Steve Coll in The New Yorker on Assad:
"Political chaos and continuing violence after Assad seems almost guaranteed. A wide gulf has opened between the exiled political opposition and the commanders of the rebels on the ground; there are tensions between the Muslim Brotherhood and other groupings; and regional militias are establishing themselves as provincial powers. It is not likely that the United Nations or other outside mediators will be able to broker a smooth transition. It may be possible—and it seems as imperative as ever—to use the final crumbling of Damascus as a way to deliver full-scale humanitarian aid, perhaps under a peacekeeping mandate.
Some commentators have compared the conflict to Bosnia’s multi-sided ethnic war, which lasted from 1992 until 1995 and claimed perhaps a hundred thousand lives. Often, the Bosnia comparison is cited to support arguments against international intervention in Syria on the grounds that the war is too complex. But another reading of the Bosnian example is that the United States and European governments overestimated the military and political power of Serbian President Slobodan Milosevic for much too long. They misinterpreted Milosevic’s brutality as strength.

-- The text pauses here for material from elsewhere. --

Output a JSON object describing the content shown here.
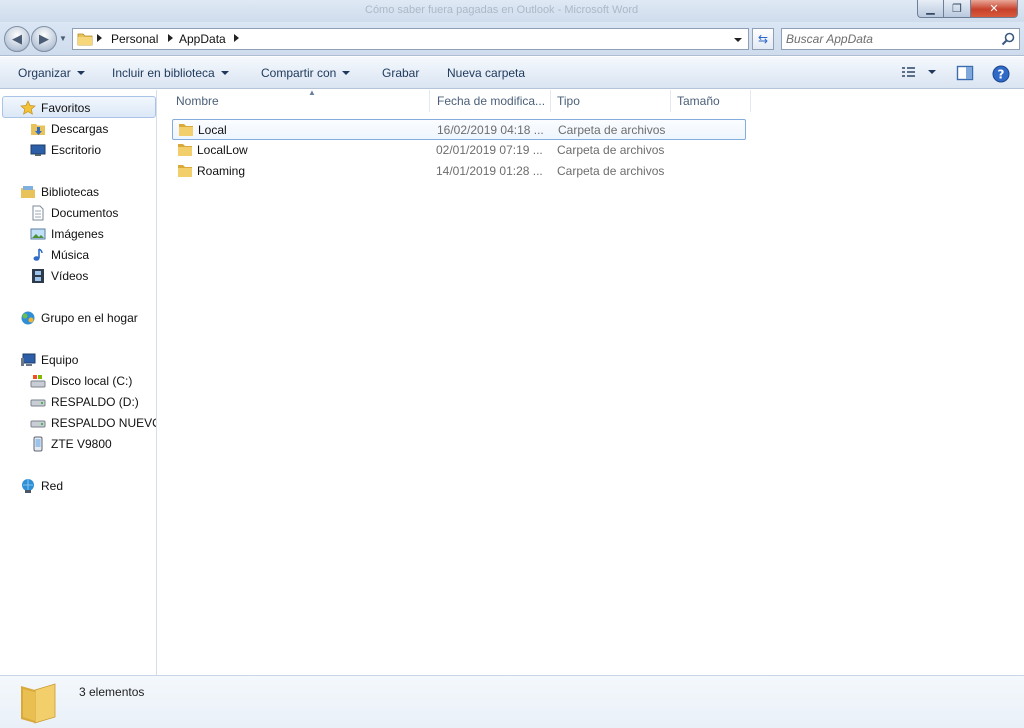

Something similar has taken place in the West during Syria’s uprising concerning Assad. He was always weaker than he looked. At last, we can see that he will go. The time has come to plan for how to support inclusive, stable politics and protect civilian lives when he is gone."
(Read the complete article here.)
Yes, perhaps Assad and Milosevic were weaker than they looked.
But more important, for quite a few democratically elected leaders in the West these dictators were just convenient. Until Milosevic gambled and lost and until Assad's own population couldn’t bear him anymore.
That quite a few of Assad’s officers defected to the rebels doesn’t mean that they will never torture again.